なお、同じ環境でバージョン違いのアプリケーションをビルド・デプロイしたい場合はあるでしょう。例えば、開発環境で1つ前のバージョンをビルドしたいことがあるはずです。この場合は、新しく環境を作成することも手段ではありますが「アプリケーションバージョン」からデプロイし直すこともできます。

同じアプリケーションを何度もアップロードすると無駄が生じるため、状況に応じてバージョン管理機能を利用すると良いでしょう。ただ、デプロイし直してしまうと既存の環境は廃棄され上書きされてしまいます。そのため「最新の開発環境と1つ前の開発環境を同時に利用して比較したい」との要望がある場合は、上記で触れたように新しく環境を準備しなければなりません。

設定ファイル(.ebextensions)の活用

ソースコードを含んだ圧縮ファイルの中には「.ebextensions」と呼ばれるものが含まれています。上記で示した画像の中にも、該当のフォルダーが含まれていることが見て取れるでしょう。こちらは、簡単に述べるとYAMLもしくはJSON形式で準備した設定ファイルを格納するフォルダです。デプロイにあたって定義したいことがあれば、こちらに含めておくことで自動的にロードしてもらえます。

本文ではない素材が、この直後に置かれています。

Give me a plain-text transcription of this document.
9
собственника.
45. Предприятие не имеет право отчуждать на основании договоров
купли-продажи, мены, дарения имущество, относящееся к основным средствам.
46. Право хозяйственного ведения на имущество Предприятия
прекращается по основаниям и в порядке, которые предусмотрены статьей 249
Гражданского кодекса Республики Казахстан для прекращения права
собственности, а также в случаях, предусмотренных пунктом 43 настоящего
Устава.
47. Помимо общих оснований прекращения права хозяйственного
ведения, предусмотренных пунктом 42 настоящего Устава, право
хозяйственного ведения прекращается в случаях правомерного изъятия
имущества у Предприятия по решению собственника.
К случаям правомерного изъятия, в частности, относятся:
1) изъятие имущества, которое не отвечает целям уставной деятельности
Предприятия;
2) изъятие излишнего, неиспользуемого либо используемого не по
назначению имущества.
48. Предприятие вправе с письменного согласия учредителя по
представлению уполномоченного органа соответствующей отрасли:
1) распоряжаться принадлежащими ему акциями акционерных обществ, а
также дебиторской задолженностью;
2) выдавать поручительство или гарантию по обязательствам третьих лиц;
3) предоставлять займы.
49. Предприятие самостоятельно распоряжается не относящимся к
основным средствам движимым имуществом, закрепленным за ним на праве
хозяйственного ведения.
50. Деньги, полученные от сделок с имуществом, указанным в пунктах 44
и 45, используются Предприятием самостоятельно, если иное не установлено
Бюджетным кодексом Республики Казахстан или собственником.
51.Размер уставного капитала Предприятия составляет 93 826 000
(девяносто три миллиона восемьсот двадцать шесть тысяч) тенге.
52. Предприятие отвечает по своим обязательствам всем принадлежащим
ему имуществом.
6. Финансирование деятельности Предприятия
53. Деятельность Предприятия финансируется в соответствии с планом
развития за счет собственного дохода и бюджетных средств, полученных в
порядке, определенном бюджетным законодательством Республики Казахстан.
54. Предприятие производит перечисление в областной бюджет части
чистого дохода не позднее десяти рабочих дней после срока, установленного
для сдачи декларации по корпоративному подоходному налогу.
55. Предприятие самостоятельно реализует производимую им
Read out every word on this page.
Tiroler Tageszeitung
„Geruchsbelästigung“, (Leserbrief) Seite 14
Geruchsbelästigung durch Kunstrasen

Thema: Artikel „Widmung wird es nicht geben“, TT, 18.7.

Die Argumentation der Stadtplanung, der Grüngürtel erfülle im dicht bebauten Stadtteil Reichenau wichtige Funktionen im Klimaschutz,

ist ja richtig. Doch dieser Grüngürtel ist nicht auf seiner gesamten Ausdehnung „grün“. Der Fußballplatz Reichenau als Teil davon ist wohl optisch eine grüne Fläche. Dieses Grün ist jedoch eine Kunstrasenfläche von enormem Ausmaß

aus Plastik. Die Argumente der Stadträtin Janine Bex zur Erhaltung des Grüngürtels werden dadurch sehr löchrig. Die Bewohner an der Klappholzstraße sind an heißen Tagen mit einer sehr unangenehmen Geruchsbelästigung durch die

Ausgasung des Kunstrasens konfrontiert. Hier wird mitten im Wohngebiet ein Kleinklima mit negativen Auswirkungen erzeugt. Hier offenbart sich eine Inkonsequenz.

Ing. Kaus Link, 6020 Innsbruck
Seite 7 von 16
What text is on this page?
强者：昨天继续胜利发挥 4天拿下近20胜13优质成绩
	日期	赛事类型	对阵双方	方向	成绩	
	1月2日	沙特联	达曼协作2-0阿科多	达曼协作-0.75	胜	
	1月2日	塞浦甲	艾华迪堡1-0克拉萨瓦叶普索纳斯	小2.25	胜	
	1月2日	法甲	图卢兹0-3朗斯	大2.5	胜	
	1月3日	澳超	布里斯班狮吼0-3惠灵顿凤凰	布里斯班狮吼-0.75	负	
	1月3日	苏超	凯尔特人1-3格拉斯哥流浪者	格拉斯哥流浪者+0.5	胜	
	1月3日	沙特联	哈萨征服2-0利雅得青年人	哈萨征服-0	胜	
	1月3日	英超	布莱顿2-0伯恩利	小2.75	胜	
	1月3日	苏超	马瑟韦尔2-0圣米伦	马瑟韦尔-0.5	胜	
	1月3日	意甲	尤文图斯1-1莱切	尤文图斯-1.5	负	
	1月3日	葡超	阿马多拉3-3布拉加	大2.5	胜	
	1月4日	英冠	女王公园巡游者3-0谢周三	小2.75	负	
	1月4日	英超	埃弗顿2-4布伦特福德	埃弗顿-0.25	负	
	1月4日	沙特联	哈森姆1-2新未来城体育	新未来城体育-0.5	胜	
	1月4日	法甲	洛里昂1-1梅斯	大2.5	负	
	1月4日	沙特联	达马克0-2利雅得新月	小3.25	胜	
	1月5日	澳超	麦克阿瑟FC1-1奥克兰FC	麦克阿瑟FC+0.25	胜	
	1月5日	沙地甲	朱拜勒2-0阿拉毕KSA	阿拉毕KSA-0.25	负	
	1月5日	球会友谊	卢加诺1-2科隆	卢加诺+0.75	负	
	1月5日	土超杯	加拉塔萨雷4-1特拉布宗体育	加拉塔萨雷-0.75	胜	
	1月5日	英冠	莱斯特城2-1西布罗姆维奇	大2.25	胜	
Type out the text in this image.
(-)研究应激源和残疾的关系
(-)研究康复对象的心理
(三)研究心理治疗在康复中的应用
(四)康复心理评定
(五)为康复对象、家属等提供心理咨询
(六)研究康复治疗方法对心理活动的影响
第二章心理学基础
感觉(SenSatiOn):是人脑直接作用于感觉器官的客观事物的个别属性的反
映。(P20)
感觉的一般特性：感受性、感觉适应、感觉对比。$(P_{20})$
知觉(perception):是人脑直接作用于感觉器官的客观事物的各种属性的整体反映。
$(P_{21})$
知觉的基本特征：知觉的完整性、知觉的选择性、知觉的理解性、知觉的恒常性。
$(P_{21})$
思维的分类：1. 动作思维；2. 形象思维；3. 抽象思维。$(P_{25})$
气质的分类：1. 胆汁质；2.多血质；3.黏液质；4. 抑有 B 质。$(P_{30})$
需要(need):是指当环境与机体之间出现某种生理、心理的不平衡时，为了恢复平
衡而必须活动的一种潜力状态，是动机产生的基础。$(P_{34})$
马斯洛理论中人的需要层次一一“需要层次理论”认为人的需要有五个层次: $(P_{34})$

なお、設定できるオプション値については、複雑であるためここで全ては解説できません。AWSの公式サイトに、概要が解説されているため、それを参照して活用するようにしてください。

https://docs.aws.amazon.com/ja_jp/elasticbeanstalk/latest/dg/ebextensions.html

まとめ

Elastic Beanstalkは、AWSにWebアプリケーションの環境を簡単にデプロイするものです。今回はサーバー構築のみを解説しましたが、事前に設定しておけばデータベースの活用もできます。本来は、ネットワークの設定やセキュリティグループの修正など、多くの事前準備が必要ですが、これらを自動的に処理してくれるのです。開発効率を大きく高められるものであるため、是非とも活用してみてください。